When researchers analyzed different types of beans, they found that, the darker the bean’s seed coat, the higher its level of antioxidant activity. Gram for gram, black beans were found to have the most antioxidant activity, followed in descending order by red, brown, yellow, and white beans.

Overall, the level of antioxidants found in black beans in this study is approximately 10 times that found in an equivalent amount of oranges, and comparable to that found in an equivalent amount of grapes or cranberries.

A study published in Food Chemistry and Toxicology suggests not only that black beans may help protect against cancer, but that whole foods naturally contain an array of compounds that work together for our benefit. When researchers fed laboratory animals a 20% black bean diet to see if it would cause any mutagenic or genotoxic activity, not only did black beans not promote cancer, but a clear reduction in the number of pre-cancerous cells was seen, even in animals who were simultaneously given an agent known to promote cancer, the mutagen, cyclophosphamide.

Limes Leaves

Lime leaves come from the Kaffir Lime Tree,  native to Indonesia. They are easily recognizable by their emerald-green,doubled sections, which makes them appear as if two leaves are joined together.
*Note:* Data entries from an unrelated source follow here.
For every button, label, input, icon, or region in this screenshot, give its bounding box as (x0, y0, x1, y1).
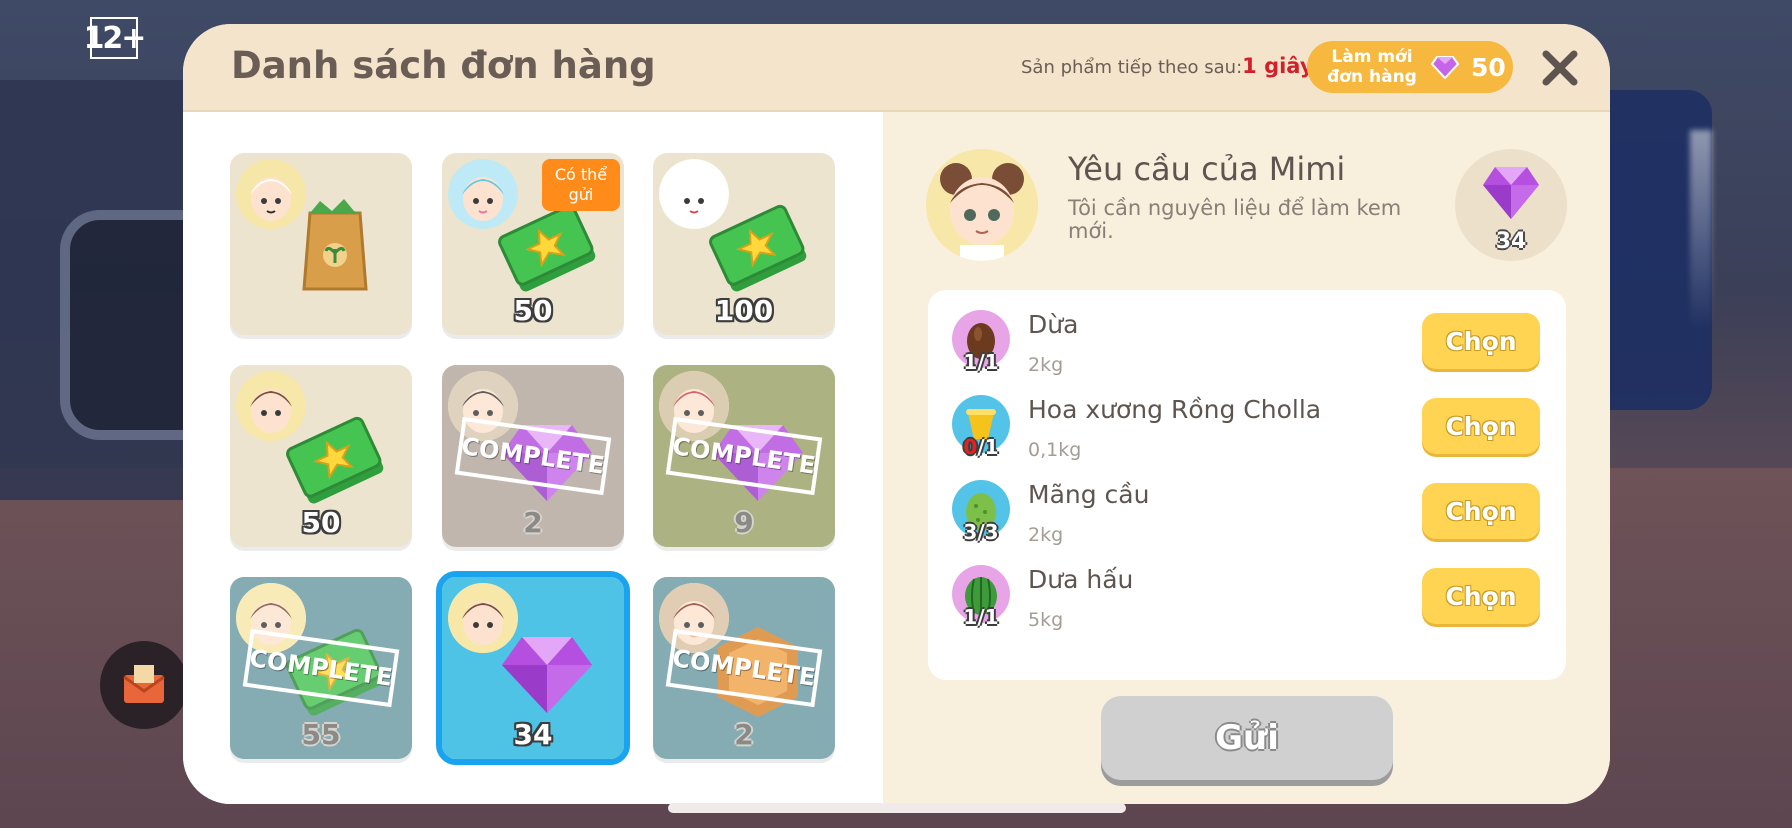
send-button[interactable]: Gửi (1101, 696, 1393, 780)
next-product-timer: Sản phẩm tiếp theo sau:1 giây (1021, 54, 1314, 78)
ingredient-row: 0/1 Hoa xương Rồng Cholla 0,1kg Chọn (928, 389, 1566, 474)
can-send-tag: Có thể gửi (542, 159, 620, 211)
ingredient-have: 1 (963, 350, 978, 374)
request-title: Yêu cầu của Mimi (1068, 150, 1346, 188)
order-card[interactable]: COMPLETE 2 (442, 365, 624, 547)
light-beam (1690, 130, 1712, 330)
order-card[interactable]: 34 (436, 571, 630, 765)
order-reward-amount: 2 (523, 506, 543, 539)
ingredient-weight: 2kg (1028, 524, 1064, 546)
reward-amount: 34 (1495, 229, 1527, 254)
dialog-header: Danh sách đơn hàng Sản phẩm tiếp theo sa… (183, 24, 1610, 112)
mimi-avatar-icon (926, 149, 1038, 261)
refresh-orders-button[interactable]: Làm mới đơn hàng 50 (1307, 41, 1513, 93)
ingredients-list: 1/1 Dừa 2kg Chọn 0/1 Hoa xương Rồng Cholla 0,1… (928, 290, 1566, 680)
choose-button[interactable]: Chọn (1422, 398, 1540, 454)
request-description: Tôi cần nguyên liệu để làm kem mới. (1068, 196, 1402, 243)
refresh-orders-label: Làm mới đơn hàng (1327, 47, 1417, 87)
order-reward-amount: 50 (513, 294, 553, 327)
ingredient-count: 1/1 (963, 605, 999, 629)
home-indicator[interactable] (668, 803, 1126, 813)
seed-bag-icon (280, 193, 390, 303)
order-card[interactable] (230, 153, 412, 335)
choose-button[interactable]: Chọn (1422, 483, 1540, 539)
order-detail-panel: Yêu cầu của Mimi Tôi cần nguyên liệu để … (883, 112, 1610, 804)
requester-avatar (926, 149, 1038, 261)
ingredient-have: 3 (963, 520, 978, 544)
order-reward-amount: 9 (734, 506, 754, 539)
age-rating-badge: 12+ (84, 17, 146, 59)
gem-icon (1431, 56, 1459, 79)
order-reward-amount: 34 (513, 718, 553, 751)
ingredient-row: 1/1 Dưa hấu 5kg Chọn (928, 559, 1566, 644)
order-card[interactable]: COMPLETE 2 (653, 577, 835, 759)
ingredient-name: Mãng cầu (1028, 480, 1150, 509)
order-card[interactable]: 50 (230, 365, 412, 547)
ingredient-weight: 2kg (1028, 354, 1064, 376)
order-card[interactable]: COMPLETE 9 (653, 365, 835, 547)
ingredient-weight: 0,1kg (1028, 439, 1082, 461)
cash-icon (703, 193, 813, 303)
orders-grid: Có thể gửi 50 100 50 COMPLETE 2 COMPLETE 9 (183, 112, 883, 804)
order-reward-amount: 50 (301, 506, 341, 539)
ingredient-row: 3/3 Mãng cầu 2kg Chọn (928, 474, 1566, 559)
order-reward-amount: 2 (734, 718, 754, 751)
ingredient-count: 1/1 (963, 350, 999, 374)
refresh-cost: 50 (1471, 52, 1506, 82)
dialog-title: Danh sách đơn hàng (231, 44, 656, 87)
ingredient-row: 1/1 Dừa 2kg Chọn (928, 304, 1566, 389)
ingredient-name: Dưa hấu (1028, 565, 1134, 594)
ingredient-count: 0/1 (963, 435, 999, 459)
gem-icon (492, 617, 602, 727)
order-reward-amount: 100 (714, 294, 774, 327)
ingredient-have: 0 (963, 435, 978, 459)
choose-button[interactable]: Chọn (1422, 313, 1540, 369)
ingredient-name: Hoa xương Rồng Cholla (1028, 395, 1322, 424)
next-product-time: 1 giây (1242, 54, 1314, 78)
order-card[interactable]: Có thể gửi 50 (442, 153, 624, 335)
ingredient-name: Dừa (1028, 310, 1079, 339)
order-card[interactable]: 100 (653, 153, 835, 335)
reward-badge: 34 (1455, 149, 1567, 261)
mail-button[interactable] (100, 641, 188, 729)
ingredient-weight: 5kg (1028, 609, 1064, 631)
next-product-label: Sản phẩm tiếp theo sau: (1021, 57, 1243, 78)
close-icon[interactable] (1536, 44, 1584, 92)
order-reward-amount: 55 (301, 718, 341, 751)
choose-button[interactable]: Chọn (1422, 568, 1540, 624)
ingredient-count: 3/3 (963, 520, 999, 544)
gem-icon (1483, 167, 1539, 219)
cash-icon (280, 405, 390, 515)
mail-icon (123, 665, 165, 703)
order-list-dialog: Danh sách đơn hàng Sản phẩm tiếp theo sa… (183, 24, 1610, 804)
order-card[interactable]: COMPLETE 55 (230, 577, 412, 759)
ingredient-have: 1 (963, 605, 978, 629)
Lime leaves are commonly used in Laotian and Thai curry paste, adding an aromatic, astringent flavor. The leaves are used in Indonesian cuisine (especially Balinese and Javanese), for foods such as sayur asam, and are used along with Indonesian bay leaf for chicken and fish. They are also found in Malaysian and Burmese cuisines.

The leaves can be used fresh or dried, and can be stored frozen. The juice and rinds of kaffir limes are used in traditional Indonesian medicine; for this reason the fruit is referred to in Indonesia as jeruk obat (“medicine citrus”). The oil from the rind has strong insecticidal properties. The juice is generally regarded as too acidic to use in food preparation, but finds use as a cleanser for clothing and hair in Thailand.

Other Uses:
Try adding some fresh leaves to a hot bath. You will need to try this to believe the delightful fragrance that will waft from your bathwater.

Bruise a few leaves and add to an outdoor citrus-scented potpourri, the scent will linger in the evening air when eating outdoors.